Co-3D Printing of Pericyte-supported Pre-vascularized Calcium Phosphate Bone Scaffolds

Objectives: The absence of a vascular network to facilitate the transport of oxygen and nutrients in 3D engineered tissues represents a major hurdle in tissue regeneration. Pre-vascularization of tissue regeneration scaffolds by fabrication of endothelialized microchannels has improved cell survival and function. However, formation of stable, mature and non-leaky vasculature requires support from perivascular cells like pericytes. Differentiation of human Mesenchymal Stem Cells (hMSCs) to pericyte-like lineages and their interactions with Endothelial Cells (ECs) are directed by cues from their microenvironment. The objective of this study is to elucidate the optimal conditions for the formation of stable and mature vasculature. Additionally, we sought to optimize the process of 3D-printing pre-vascularized bone scaffold.
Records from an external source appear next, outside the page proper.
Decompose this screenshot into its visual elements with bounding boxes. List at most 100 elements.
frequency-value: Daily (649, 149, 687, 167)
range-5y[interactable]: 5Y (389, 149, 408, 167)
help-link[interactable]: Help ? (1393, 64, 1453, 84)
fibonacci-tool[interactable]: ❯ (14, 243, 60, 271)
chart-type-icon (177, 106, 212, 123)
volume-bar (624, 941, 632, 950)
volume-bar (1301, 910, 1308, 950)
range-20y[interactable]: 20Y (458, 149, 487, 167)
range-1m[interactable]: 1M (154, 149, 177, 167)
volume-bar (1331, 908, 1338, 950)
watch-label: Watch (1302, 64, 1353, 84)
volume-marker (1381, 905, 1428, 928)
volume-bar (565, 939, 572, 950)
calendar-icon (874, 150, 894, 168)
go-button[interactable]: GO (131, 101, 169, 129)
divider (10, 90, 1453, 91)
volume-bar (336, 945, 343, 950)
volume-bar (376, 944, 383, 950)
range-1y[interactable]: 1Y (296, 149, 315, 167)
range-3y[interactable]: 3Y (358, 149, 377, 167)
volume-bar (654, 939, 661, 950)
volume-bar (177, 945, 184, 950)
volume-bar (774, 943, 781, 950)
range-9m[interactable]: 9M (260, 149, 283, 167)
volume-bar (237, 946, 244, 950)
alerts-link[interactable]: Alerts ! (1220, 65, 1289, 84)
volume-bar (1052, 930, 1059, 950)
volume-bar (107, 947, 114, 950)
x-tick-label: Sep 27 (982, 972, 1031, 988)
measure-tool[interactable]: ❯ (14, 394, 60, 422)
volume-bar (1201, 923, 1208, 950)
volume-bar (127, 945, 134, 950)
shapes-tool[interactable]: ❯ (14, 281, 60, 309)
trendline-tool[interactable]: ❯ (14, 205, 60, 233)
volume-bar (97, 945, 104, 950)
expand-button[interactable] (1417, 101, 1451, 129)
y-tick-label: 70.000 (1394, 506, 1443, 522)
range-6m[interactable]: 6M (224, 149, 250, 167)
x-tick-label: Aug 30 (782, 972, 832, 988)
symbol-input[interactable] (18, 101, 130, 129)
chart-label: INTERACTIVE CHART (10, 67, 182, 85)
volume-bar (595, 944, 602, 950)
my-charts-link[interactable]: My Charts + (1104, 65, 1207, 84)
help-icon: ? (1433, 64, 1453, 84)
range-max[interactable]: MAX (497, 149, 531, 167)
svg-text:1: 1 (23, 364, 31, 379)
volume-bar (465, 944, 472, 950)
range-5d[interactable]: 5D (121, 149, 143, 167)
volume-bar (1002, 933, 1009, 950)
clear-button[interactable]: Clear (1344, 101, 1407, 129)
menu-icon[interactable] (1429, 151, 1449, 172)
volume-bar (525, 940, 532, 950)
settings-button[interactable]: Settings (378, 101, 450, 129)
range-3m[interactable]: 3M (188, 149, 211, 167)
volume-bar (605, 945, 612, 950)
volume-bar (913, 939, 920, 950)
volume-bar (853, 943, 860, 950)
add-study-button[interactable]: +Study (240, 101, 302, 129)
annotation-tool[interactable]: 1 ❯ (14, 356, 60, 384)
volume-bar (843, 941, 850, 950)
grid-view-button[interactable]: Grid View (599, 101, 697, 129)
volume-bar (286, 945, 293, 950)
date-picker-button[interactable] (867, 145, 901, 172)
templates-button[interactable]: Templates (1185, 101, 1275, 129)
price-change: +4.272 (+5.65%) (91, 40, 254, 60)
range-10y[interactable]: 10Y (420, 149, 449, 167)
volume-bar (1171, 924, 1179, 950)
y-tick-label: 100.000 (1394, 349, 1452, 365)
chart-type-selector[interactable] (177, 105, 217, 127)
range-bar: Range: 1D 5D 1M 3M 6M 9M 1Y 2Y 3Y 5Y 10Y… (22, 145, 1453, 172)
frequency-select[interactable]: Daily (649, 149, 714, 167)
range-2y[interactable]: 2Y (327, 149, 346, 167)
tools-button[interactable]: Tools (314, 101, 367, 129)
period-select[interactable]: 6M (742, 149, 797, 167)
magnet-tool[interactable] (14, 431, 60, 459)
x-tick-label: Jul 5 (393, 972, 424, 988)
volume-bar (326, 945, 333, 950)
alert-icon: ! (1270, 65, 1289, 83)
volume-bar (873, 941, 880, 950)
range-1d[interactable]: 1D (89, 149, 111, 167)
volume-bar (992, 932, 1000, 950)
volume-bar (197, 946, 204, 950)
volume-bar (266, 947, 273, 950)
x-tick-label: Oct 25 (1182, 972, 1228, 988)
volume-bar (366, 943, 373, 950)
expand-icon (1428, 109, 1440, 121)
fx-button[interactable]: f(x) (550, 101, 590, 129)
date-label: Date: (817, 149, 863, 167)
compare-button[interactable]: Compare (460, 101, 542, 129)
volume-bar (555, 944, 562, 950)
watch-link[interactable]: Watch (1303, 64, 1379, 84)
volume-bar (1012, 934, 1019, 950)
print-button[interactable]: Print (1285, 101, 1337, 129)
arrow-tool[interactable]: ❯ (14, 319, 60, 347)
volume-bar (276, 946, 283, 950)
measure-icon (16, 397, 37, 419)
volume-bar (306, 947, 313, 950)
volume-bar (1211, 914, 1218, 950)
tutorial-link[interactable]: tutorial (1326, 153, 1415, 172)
Methods: Gelatin Methacryloyl (GelMA) hydrogels (10%, 15% and 20% (w/v), photo-crosslinked for 30s) were used as substrates for co-cultures of ECs and hMSCs in ratios of 1:1, 4:1 and 1:4 to investigate the effects of EC concentration and matrix stiffness on vasculogenic differentiation of hMSCs. Proliferation was assayed by alamar blue. Cells were stained for F-Actin and DAPI for morphological analysis and immunostained for alpha SMA to probe for pericytic differentiation. A self-curing calcium phosphate bio-ink and sacrificial agarose fibers were co-3D-printed. Subsequently this 3D-printed scaffold was surrounded wtih GelMA hydrogel and photopolymerized. The sacrificial agarose fibers were removed to form microchannels within the construct.
Results: While matrix elasticity did not affect proliferation of 4:1 co-cultures of ECs and hMSCs over a 7-day period, qualitative analysis determined that the softer (10% (w/v) GelMA) substrates were apparently more conducive to vasculogenic differentiation. Also, 4:1 EC: hMSC group had an apparent higher incidence of vasculogenic differentiation than the other groups and hMSCs alone. Microchannels were successfully fabricated within the 3D-printed construct.
Conclusions: Co-culture of ECs with hMSCs in a 4:1 ratio on relatively softer matrices supports vasculogenic differentiation. The fabrication process for 3D-printed constructs was optimized. Our future work involves the seeding of co-cultured cells within the microchannels of the 3D-printed construct.